I don't disagree, I feel like we might be using it wrong. We were trying to replace ES with it but it just doesn't feel like it fits our needed usecase.

How many rows do you have on average per day?
A couple million (<10M), I don't have a better number available right now. Not all (or even most) of those need cancelling rows thankfully.
You don’t need a cluster nor should you be having any issues you mentioned. I run 10x that volume daily on a single gcp box (8 core / 64GB). We migrated off BigQuery and went from $10k/mo to about $250/mo. And it’s faster for both low-latency and big slow queries.
The plan is to 10x that volume in the not too distant future but given what you've said I can believe we are horribly over-provisioned/over-scaled. Thank you!
Interesting about "Timeouts (only 30s???)" - most likely, this is a limitation configured explicitly for a user on your server. You can set it up with the `max_execution_time`, and by default, it is unlimited.

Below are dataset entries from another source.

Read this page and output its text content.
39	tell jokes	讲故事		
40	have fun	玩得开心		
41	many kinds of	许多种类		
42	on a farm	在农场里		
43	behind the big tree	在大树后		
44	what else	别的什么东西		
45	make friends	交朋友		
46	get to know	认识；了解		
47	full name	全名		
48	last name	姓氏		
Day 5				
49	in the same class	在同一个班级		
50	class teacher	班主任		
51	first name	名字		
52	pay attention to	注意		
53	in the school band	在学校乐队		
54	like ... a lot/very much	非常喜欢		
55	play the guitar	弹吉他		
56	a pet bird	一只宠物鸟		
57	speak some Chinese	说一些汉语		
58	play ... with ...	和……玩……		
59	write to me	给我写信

For example, I've set it up, along with many more limitations for my public playground https://play.clickhouse.com/, and it allows me to, at least, make it public and not worry much.

It could also be a configuration of a proxy if you connect through a proxy. ClickHouse has built-in HTTP API, so you can query it directly from the browser or put it behind Cloudflare, etc... Where do you host ClickHouse?

I can believe it's a config issue, I'll have to look into it. I didn't setup the cluster/dbs and when I asked about I was told "use the cli". I'll try to see if I can get that fixed.
Any chance you CH is proxied through a Heroku app? Heroku has 30s timeouts.
What foot guns have you run into with FINAL?
Just forgetting to use it or PREWHERE. Since queries run just fine without those you can think you have something working when you actually have duplicate rules.